La misión: recolectar los gametos y llevarlos a tierra para intentar algo que puede tomar años, pero que representa una apuesta de largo aliento por el futuro de los arrecifes.

Del mar al laboratorio

Una vez recolectados, los gametos fueron trasladados al Laboratorio de Corales de Grupo Xcaret, donde comenzó la fertilización asistida.

Este es apenas el primer capítulo de una historia mucho más larga. Los nuevos organismos deberán desarrollarse, crecer, ser monitoreados y, llegado el momento, prepararse para regresar a su hogar: el arrecife.

¿Por qué tanto esfuerzo?

Porque la reproducción sexual permite trabajar con la diversidad genética de los corales. Y en tiempos de océanos cada vez más cálidos, contar con poblaciones genéticamente diversas puede ser determinante para que estos organismos tengan mayores posibilidades de resistir y adaptarse a condiciones ambientales cambiantes.

“Son esfuerzos de mediano y largo plazo, pero los resultados nos permiten confirmar que es un camino viable para la restauración de los arrecifes”, explicó Rodolfo Raigoza, Director de Conservación de Grupo Xcaret.

Una apuesta que comenzó hace 15 años

Lo ocurrido esa semana no es un esfuerzo aislado. Forma parte de un programa de conservación que Grupo Xcaret desarrolla desde 2011.

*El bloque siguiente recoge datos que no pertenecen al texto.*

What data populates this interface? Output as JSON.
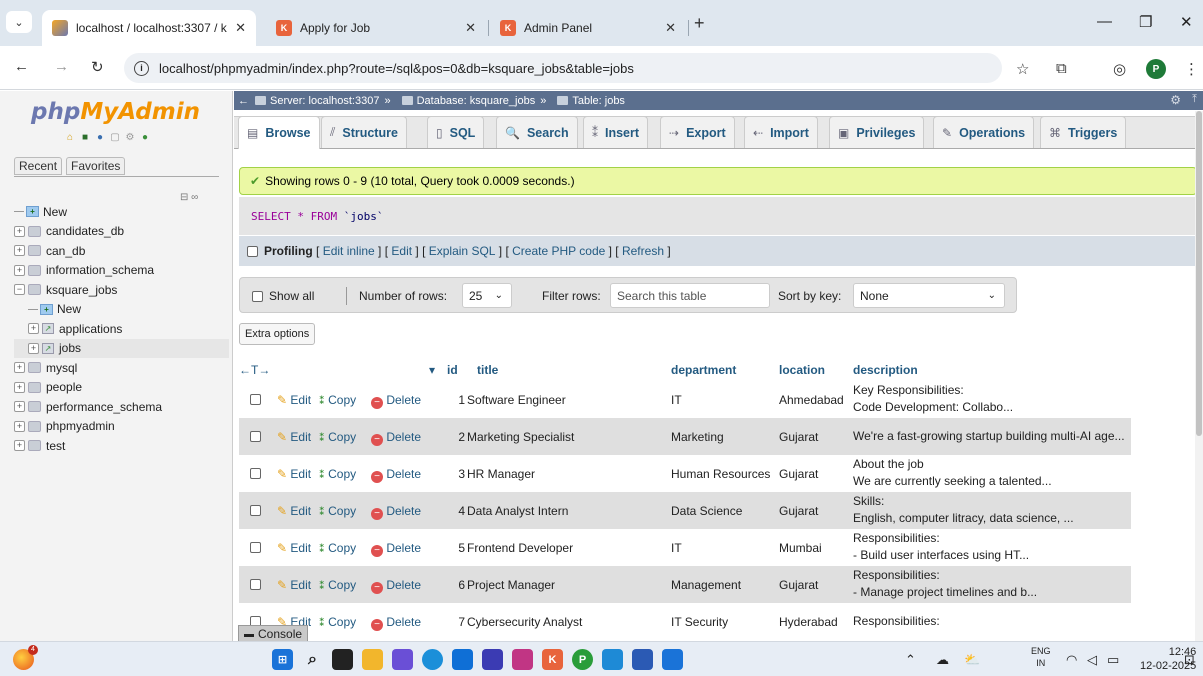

Actualmente, la organización mantiene 396 fragmentos de Acropora palmata de diferentes genotipos en dos viveros marinos y ha conseguido reintroducir más de 30 colonias al arrecife mediante reproducción sexual.

En este camino han colaborado instituciones como el IMIPAS, la UNAM y SECORE International, sumando conocimiento y experiencia a una tarea que exige paciencia, investigación y muchas horas bajo el agua.

Porque restaurar un arrecife no es cuestión de días. Es un trabajo que se mide en años y que comienza, muchas veces, con una pequeña oportunidad como la que ofrece una noche de desove.

Cuando el mar pone a prueba a sus corales

La urgencia de conservar esta especie también tiene que ver con algo que ya no resulta extraño para nadie que observe los cambios del océano: el aumento de la temperatura del mar.

En 2023, algunas zonas del Caribe alcanzaron temperaturas de hasta 32 °C durante algunos días, condiciones especialmente difíciles para los arrecifes.

Sin embargo, los corales obtenidos mediante reproducción sexual y posteriormente reintroducidos mostraron resistencia y resiliencia ante esas condiciones. Estos resultados generan información valiosa para diseñar futuras estrategias de restauración.

Es decir, no se trata solamente de regresar corales al mar. También se trata de aprender cuáles pueden tener mejores posibilidades de sobrevivir.

Cuidar el coral es cuidar la costa

A veces pensamos en los arrecifes como un paisaje bonito para visitar durante las vacaciones. Pero debajo de esa postal hay mucho más.

Los arrecifes ofrecen refugio y alimento a numerosas especies marinas, ayudan a proteger las costas y sostienen actividades económicas y comunidades que dependen de un océano saludable.

Por eso, cuando un coral desova, no solamente está naciendo la posibilidad de una nueva colonia. También se abre una pequeña puerta para conservar todo el ecosistema que depende de ella.

El Programa de Conservación de Acropora palmata de Grupo Xcaret cuenta además con la certificación de la Asociación Latinoamericana de Parques Zoológicos y Acuarios (ALPZA), que considera aspectos como conservación, investigación, bienestar, educación y sostenibilidad.

Una noche que puede durar años

Quizá esa sea la parte más bonita de esta historia: lo que ocurrió durante unas horas en el mar puede convertirse en un proyecto que acompañará a los especialistas durante años.

Una noche de desove, unas cuantas células microscópicas y una enorme cantidad de paciencia.

Así comienza una nueva oportunidad para el coral Cuerno de Alce.

Y mientras en el laboratorio se sigue de cerca cada etapa de este proceso, en el arrecife queda una certeza: conservar el coral significa también proteger las costas, la biodiversidad y a las comunidades que encuentran en el Caribe una fuente de vida y sustento.

Porque, al final, hay noches en las que el mar no solamente nos regala un espectáculo.

También nos recuerda que todavía estamos a tiempo de ayudarlo a seguir contando su historia. PdC.